I have gone through various levels of management, from senior to the frontline. I am not arrogant to imagine that only those occupying senior positions are better persons, and I will not be foolish to imagine that those occupying frontline positions are lesser people. Everyone, in my opinion, is equal before our Creator.

In whatever business we are in, it is important to treat everyone fairly and without prejudice. The voice on the other side of the phone, the person on the other side of the email, or a person we meet for the first time, should be respected, regardless of position, age, gender. We may be pleasantly surprised or ashamed to find that some of the greatest saints may be hiding from plain sight.

Let me share a story about an old man, nearly 100 years old, who would walk 43km from his village of Baylovo, to Sofia, in Bulgaria, and back on foot (total of 86km) everyday, rain or shine, snow or not. He would stand in front of Church with a little box, and people would donate money to his box even though the old man never begged for money. He would kiss the right hand of every gentleman, lady or child who donated into the box, and bowed to them. Some people looked at him with disdain, thinking the old man was just a beggar. Little did they know, over the years, this ascetic has walked 86km everyday, and donated all these donations to church. Just for Nevsky Cathedral, this old man donated EUR 20,000 (by rough calculations, he donated to various organizations at around EUR 45,700). This old “beggar”, is Elder Dobri Dobrev of Bulgaria.

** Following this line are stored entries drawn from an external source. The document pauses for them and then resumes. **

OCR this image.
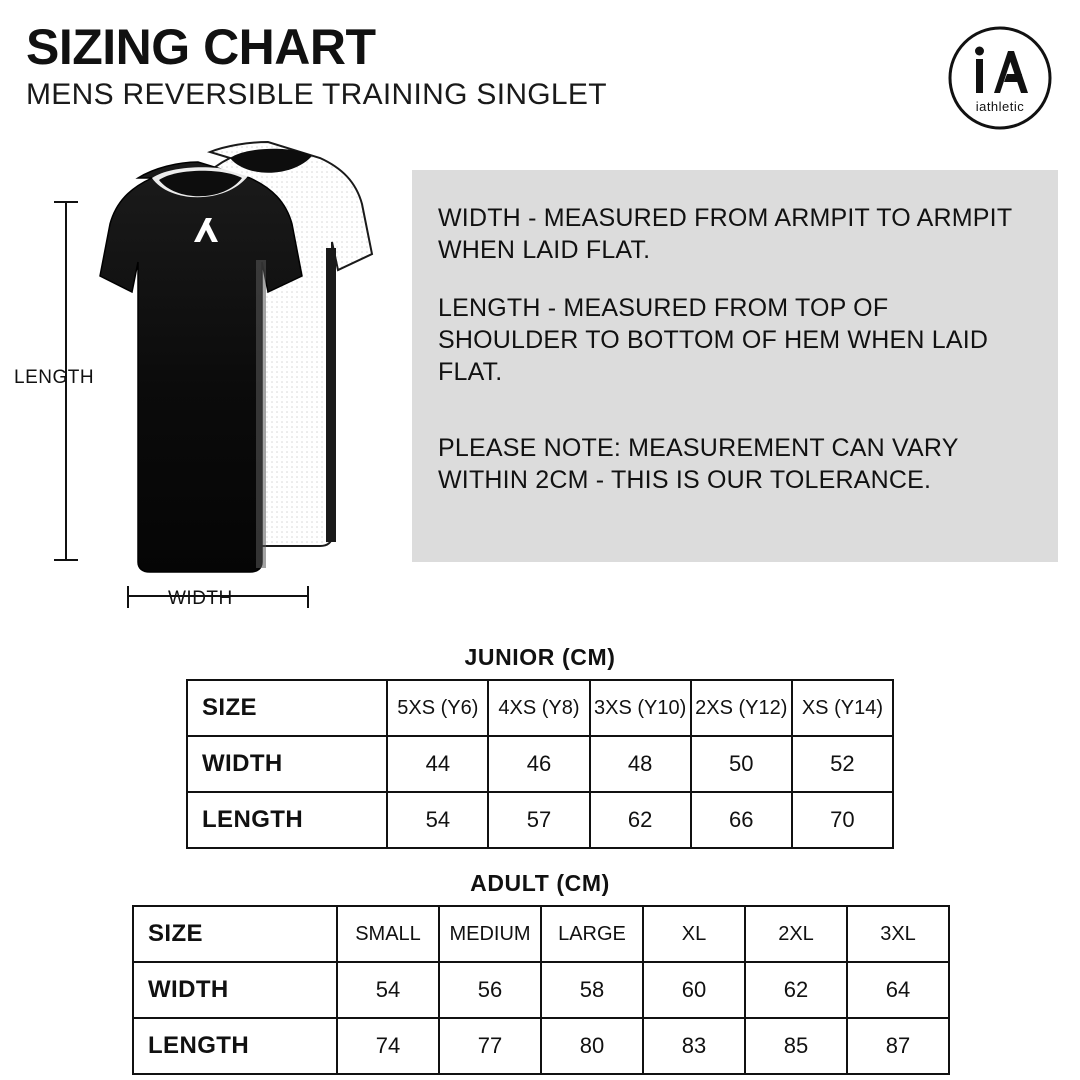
SIZING CHART
MENS REVERSIBLE TRAINING SINGLET	iathletic
LENGTH
WIDTH

WIDTH - MEASURED FROM ARMPIT TO ARMPIT WHEN LAID FLAT.

LENGTH - MEASURED FROM TOP OF SHOULDER TO BOTTOM OF HEM WHEN LAID FLAT.

PLEASE NOTE: MEASUREMENT CAN VARY WITHIN 2CM - THIS IS OUR TOLERANCE.

JUNIOR (CM)
SIZE	5XS (Y6)	4XS (Y8)	3XS (Y10)	2XS (Y12)	XS (Y14)
WIDTH	44	46	48	50	52
LENGTH	54	57	62	66	70
ADULT (CM)
SIZE	SMALL	MEDIUM	LARGE	XL	2XL	3XL
WIDTH	54	56	58	60	62	64
LENGTH	74	77	80	83	85	87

Likewise, if we are looking for people, look for those who can respect anyone, anytime. These individuals will be priceless and will go further than anyone of us can imagine. Credentials and experience are mere window dressing and are relatively easier to find, but do not show the hearts of man, which can either be grave problems, or priceless gems.

In an army, would you trust your compatriot to be a mere sniper, or would you trust someone who respect you and would lay down his life for you? What if some soldier bypassed the entire chain of command and went straight to the general, what would happen to hierarchy, chain of command, command and control, discipline, obedience, and all values ascribed to a proper and successful army? Such a person would be courtmartialed and summarily dismissed dishonorably after punishment.

In an organization, would you trust someone who belittles the frontline people, disregards protocol of the hierarchy and chain of command, but would cosy up to seniors unscrupulously? Or would you prefer someone who pays attention to one and all, showing humility and respect to all, with a singular personality and unwavering integrity?

I know who I want on my side of the battle to the finish line.